Jewish Multiculturalism
Distinctions & Extinctions

Who speaks for identity politics? Always the other guy. Identity, for most people, isn’t political, it’s existential – a name for who and what they are. Politicisation only entrenches that fact. The more political my identity appears to you, the more existential it becomes for me.
In Strange Hate, Keith Kahn-Harris claims it’s in the character of groups to inherit political beliefs so fundamental to their identities that they don’t even consider them political. This can be confusing for those who do. By way of example, he references the definitional controversy over antisemitism that’s divided mainstream British Jews from many anti-racists. What if the seeming intractability of that conflict is down to an even deeper definitional problem over politics itself?
What seeded catastrophe for modern Jews, Hannah Arendt suggested, was their failure to comprehend how their very existence might be construed as a political provocation – a lesson that those currently locking horns over identity would do well to learn. Unless or until participants in a political culture agree what politics is, their agency will be merely an illusion, and their disagreements can only get worse. Although what shouldn’t, in a multicultural society, be subject to disagreement is the fact that, for whoever has been forced to feel conscious of their own, identity really matters.

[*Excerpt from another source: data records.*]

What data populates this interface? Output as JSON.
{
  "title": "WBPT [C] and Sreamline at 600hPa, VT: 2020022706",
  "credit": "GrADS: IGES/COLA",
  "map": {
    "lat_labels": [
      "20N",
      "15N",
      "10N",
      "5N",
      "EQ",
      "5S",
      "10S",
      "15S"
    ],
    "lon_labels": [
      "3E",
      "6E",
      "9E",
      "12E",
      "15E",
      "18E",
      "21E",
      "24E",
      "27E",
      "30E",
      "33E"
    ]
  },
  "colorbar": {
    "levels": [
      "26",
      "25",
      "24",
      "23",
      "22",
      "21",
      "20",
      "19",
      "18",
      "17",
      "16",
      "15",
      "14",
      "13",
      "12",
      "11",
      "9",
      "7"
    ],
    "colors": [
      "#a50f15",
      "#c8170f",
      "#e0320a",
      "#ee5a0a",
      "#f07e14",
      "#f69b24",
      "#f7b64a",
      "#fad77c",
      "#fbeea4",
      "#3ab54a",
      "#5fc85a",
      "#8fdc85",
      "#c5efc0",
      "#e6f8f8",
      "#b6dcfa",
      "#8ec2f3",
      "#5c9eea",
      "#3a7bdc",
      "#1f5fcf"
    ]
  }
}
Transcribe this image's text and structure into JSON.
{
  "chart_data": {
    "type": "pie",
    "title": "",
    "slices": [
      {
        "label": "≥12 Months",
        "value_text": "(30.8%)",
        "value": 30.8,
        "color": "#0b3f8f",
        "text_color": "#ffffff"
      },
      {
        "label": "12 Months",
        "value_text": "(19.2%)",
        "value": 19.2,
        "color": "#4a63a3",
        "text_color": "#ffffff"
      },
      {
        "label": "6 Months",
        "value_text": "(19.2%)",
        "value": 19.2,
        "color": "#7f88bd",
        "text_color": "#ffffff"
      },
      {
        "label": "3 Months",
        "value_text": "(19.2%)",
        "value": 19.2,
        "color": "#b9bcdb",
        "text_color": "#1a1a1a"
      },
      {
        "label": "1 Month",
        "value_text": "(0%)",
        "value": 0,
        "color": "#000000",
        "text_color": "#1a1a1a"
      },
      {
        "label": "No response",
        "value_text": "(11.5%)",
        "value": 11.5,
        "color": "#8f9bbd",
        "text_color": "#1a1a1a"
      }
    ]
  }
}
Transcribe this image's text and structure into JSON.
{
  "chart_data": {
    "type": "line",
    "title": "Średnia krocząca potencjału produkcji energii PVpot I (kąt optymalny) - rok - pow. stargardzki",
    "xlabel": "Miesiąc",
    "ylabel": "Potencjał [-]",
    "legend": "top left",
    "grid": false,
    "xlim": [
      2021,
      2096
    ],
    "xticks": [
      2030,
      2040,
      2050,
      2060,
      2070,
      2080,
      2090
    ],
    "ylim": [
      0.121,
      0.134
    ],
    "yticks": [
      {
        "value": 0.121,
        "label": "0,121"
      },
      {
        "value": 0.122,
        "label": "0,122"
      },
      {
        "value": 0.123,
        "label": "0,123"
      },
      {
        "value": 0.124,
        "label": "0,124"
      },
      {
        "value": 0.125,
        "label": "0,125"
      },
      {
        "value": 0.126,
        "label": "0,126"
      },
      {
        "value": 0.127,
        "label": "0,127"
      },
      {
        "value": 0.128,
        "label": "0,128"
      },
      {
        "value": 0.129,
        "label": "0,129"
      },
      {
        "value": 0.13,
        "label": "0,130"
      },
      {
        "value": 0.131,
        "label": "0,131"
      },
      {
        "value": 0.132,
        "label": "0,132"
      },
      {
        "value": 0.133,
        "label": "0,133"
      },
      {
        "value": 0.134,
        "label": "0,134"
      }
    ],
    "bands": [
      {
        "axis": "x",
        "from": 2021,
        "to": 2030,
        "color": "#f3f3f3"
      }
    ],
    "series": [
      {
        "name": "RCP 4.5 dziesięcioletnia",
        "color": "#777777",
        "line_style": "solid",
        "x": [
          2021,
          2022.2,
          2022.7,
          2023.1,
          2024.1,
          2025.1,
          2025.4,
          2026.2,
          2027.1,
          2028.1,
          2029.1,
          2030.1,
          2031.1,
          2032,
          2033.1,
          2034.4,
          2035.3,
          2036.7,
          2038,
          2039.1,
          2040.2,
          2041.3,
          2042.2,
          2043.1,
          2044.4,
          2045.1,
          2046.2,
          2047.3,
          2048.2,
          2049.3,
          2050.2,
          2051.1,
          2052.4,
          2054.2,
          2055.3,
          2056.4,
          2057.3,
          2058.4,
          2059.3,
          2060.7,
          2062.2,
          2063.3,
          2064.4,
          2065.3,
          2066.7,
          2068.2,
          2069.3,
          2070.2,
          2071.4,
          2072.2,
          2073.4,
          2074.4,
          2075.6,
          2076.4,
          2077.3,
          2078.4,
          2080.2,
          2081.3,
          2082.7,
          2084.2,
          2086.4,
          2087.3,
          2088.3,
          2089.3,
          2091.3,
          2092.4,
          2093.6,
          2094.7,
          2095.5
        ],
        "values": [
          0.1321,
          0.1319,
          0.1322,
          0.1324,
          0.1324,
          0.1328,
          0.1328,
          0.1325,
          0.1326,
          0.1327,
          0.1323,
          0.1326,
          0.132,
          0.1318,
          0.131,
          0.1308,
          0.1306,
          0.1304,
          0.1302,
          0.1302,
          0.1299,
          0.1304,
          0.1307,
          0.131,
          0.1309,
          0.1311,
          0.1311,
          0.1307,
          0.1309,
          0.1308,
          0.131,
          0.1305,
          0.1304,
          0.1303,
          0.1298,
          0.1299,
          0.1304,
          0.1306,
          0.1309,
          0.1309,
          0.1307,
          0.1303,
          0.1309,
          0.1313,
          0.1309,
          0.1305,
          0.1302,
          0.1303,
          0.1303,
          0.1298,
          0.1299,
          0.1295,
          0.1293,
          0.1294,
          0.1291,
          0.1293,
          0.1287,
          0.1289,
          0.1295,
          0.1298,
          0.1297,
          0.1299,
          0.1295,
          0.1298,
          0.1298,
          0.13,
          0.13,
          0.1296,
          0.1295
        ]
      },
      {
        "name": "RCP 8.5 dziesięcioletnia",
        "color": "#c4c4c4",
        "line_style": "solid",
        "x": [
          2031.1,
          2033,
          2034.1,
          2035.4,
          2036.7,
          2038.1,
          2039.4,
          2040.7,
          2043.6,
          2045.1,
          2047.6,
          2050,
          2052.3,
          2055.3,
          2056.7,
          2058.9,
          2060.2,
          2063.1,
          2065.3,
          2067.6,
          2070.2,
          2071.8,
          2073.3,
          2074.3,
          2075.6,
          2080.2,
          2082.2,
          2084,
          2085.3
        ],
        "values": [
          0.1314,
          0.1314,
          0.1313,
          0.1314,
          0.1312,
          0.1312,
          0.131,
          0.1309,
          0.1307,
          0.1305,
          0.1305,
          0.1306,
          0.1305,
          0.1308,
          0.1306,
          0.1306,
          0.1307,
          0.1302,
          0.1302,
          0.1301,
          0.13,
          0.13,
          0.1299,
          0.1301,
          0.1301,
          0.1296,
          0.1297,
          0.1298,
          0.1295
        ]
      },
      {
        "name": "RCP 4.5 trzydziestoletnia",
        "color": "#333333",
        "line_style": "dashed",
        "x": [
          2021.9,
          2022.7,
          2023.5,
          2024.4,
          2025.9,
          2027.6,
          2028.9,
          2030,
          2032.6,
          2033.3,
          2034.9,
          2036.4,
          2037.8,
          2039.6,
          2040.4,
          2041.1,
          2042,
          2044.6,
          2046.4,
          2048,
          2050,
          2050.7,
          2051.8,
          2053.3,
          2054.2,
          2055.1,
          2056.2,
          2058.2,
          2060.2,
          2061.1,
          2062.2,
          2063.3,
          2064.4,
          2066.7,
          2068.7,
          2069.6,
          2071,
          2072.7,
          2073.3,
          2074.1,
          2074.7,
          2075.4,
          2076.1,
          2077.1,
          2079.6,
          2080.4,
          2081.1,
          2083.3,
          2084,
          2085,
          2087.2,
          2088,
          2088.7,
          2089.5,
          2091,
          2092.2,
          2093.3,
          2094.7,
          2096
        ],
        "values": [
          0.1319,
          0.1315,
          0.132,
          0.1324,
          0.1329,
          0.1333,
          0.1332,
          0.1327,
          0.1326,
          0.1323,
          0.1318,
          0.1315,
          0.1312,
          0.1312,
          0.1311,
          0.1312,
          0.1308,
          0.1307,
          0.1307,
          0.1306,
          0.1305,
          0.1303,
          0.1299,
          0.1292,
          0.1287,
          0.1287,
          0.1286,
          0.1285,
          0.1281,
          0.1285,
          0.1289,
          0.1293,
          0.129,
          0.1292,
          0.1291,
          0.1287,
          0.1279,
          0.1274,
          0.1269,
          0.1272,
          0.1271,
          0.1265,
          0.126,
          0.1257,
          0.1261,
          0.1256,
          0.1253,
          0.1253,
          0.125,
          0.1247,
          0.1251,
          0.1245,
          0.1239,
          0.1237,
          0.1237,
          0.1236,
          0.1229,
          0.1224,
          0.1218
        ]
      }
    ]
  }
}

I interviewed Kahn-Harris about his book. Afterwards, a woman approached, stabbed a finger at my chest, and demanded to know ‘why you people never shut up about yourselves?’ The Jewish question, Sartre explained, does not seek to understand, but rather to extinguish: while the danger to the Jew from the fascist is that he sees only the Jew and not the man, the danger to the Jew from the democrat is that he sees only the man and not the Jew. A statement that’s relevant to many more people than just Jews, although it retains a particular resonance for those groups which have been targeted for nullification.
Still, hard not to feel for Sartre’s democrat. Unwitting accomplice of genocidal fascism he may be, but in his own mind he’s a utopian who would speak in the name of a universal humanity – an understandable wish, especially when global catastrophe threatens.
In a 2019 interview with Die Zeit, Roger Hallam, co-founder of Extinction Rebellion, urged his German comrades not to get paralysed by their history. The Holocaust, he claimed, was ‘almost a normal event … just another fuckery in human history’, whereas genocide is happening now ‘on a far greater scale’. Oh dear. The Germans didn’t like it, and nor did I (coming from a family decimated by the Holocaust, I’m highly sensitive to rhetoric belittling its significance). XR at once distanced themselves, and Hallam apologised. He’d been understandably frustrated. To the climate activist looking towards the future, history can appear like a diversion, or worse, an indulgence.
And yet, to really see the man, or indeed the woman, one must see that what distinguishes her is precisely what can give her meaning, motivation, and a reason to live. If, that is, she’s to feel possessed of political agency, she also needs to feel a stake in the future, which requires, in the first place, granting her the dignity of her past. A universal humanity without distinction will care little for its extinction.